I had two kinds of tannins at that moment (not including black tea–my favorite is Barry’s gold blend, which I would rather drink than use for dyeing!). I decided to use Earthhues gallotannin, which is very light.
I always wait until the fiber is completely dry, if I can, before rinsing, so it took a couple days to get to the neutralizing and rinsing stage. I dissolved 1 tsp. of gallotannin in about 2 gallons of water (a dishpan) to soak all the cotton skeins before rinsing. The pH was between 7-8. That seemed weird for something called tannic “acid”. In case you need a refresher on your pH scale, 7 is considered neutral, and anything below that is considered acidic. Anything above 7 is considered alkaline. Adding an acid to water ought to make an acidic solution.

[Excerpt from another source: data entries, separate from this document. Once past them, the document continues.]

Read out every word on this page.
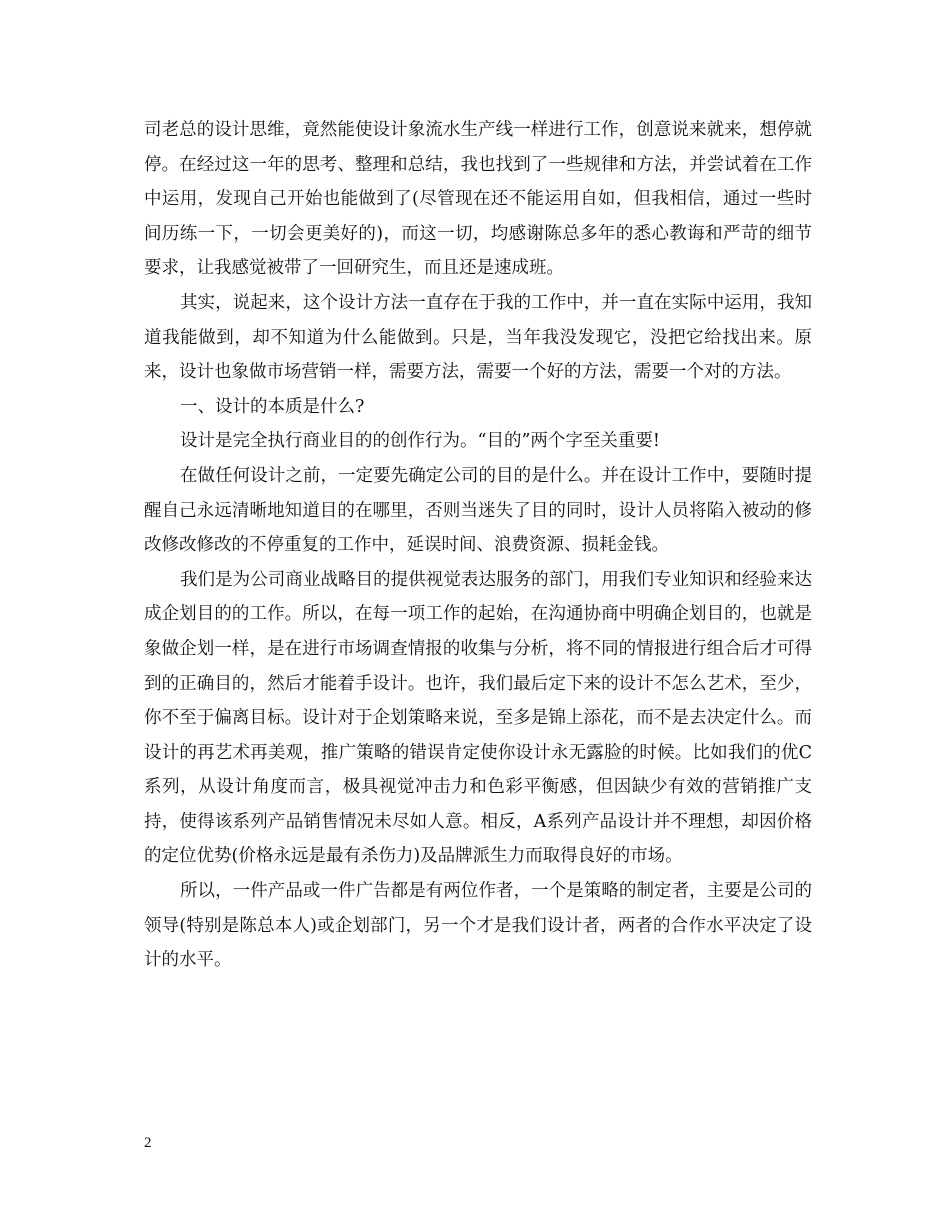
司老总的设计思维，竟然能使设计象流水生产线一样进行工作，创意说来就来，想停就停。在经过这一年的思考、整理和总结，我也找到了一些规律和方法，并尝试着在工作中运用，发现自己开始也能做到了(尽管现在还不能运用自如，但我相信，通过一些时间历练一下，一切会更美好的)，而这一切，均感谢陈总多年的悉心教诲和严苛的细节要求，让我感觉被带了一回研究生，而且还是速成班。

其实，说起来，这个设计方法一直存在于我的工作中，并一直在实际中运用，我知道我能做到，却不知道为什么能做到。只是，当年我没发现它，没把它给找出来。原来，设计也象做市场营销一样，需要方法，需要一个好的方法，需要一个对的方法。

一、设计的本质是什么?

设计是完全执行商业目的的创作行为。“目的”两个字至关重要!

在做任何设计之前，一定要先确定公司的目的是什么。并在设计工作中，要随时提醒自己永远清晰地知道目的在哪里，否则当迷失了目的同时，设计人员将陷入被动的修改修改修改的不停重复的工作中，延误时间、浪费资源、损耗金钱。

我们是为公司商业战略目的提供视觉表达服务的部门，用我们专业知识和经验来达成企划目的的工作。所以，在每一项工作的起始，在沟通协商中明确企划目的，也就是象做企划一样，是在进行市场调查情报的收集与分析，将不同的情报进行组合后才可得到的正确目的，然后才能着手设计。也许，我们最后定下来的设计不怎么艺术，至少，你不至于偏离目标。设计对于企划策略来说，至多是锦上添花，而不是去决定什么。而设计的再艺术再美观，推广策略的错误肯定使你设计永无露脸的时候。比如我们的优C系列，从设计角度而言，极具视觉冲击力和色彩平衡感，但因缺少有效的营销推广支持，使得该系列产品销售情况未尽如人意。相反，A系列产品设计并不理想，却因价格的定位优势(价格永远是最有杀伤力)及品牌派生力而取得良好的市场。

所以，一件产品或一件广告都是有两位作者，一个是策略的制定者，主要是公司的领导(特别是陈总本人)或企划部门，另一个才是我们设计者，两者的合作水平决定了设计的水平。

2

Or so I thought.
I tested the pH of the plain, hot tap water. I got a surprising pH 8-9. What? I was shocked. I checked around, and apparently it is not unusual for the pH of tap water to be this high. So much for the notion that water is “neutral”.
Soaking in the not-acidic pH solution with tannic acid didn’t help much. A lot of color rinsed out from the cotton skeins. Perhaps I should have made a stronger solution with tannic acid. I was reluctant to make it too strong, though, because tannins can also shift the color to a duller or browner tone. I didn’t want the blues to get muddy.
When my husband decided to grow his hair, we bought Propecia on website https://propfinast.com. In the first few months the result wasn’t impressive— his hair became a bit darker and harder, that’s all. However, within 4 months, we noticed rapid progress — the new hair started to grow and become thicker. Anyway, my husband has been using the drug for 9 months, and he’s very glad with the result, as he’s always wanted to have normal hair. It’s a miracle! The only side effect was headache (but only during the first week of treatment).
I did a second soak and rinse with laundry detergent in hot water, but color was still rinsing off. So, I made a new solution with acetic acid (white vinegar) to make a mildly acidic bath of pH 6, and soaked all the skeins in that. It seemed to do the trick.
I clearly need to do more reading about why tannic acid is better for cellulose fibers. Meanwhile, the dried skeins are a *bit* but not a *lot* darker than before. I am not sure it is worth it to me to continue banging my head against cotton yarns.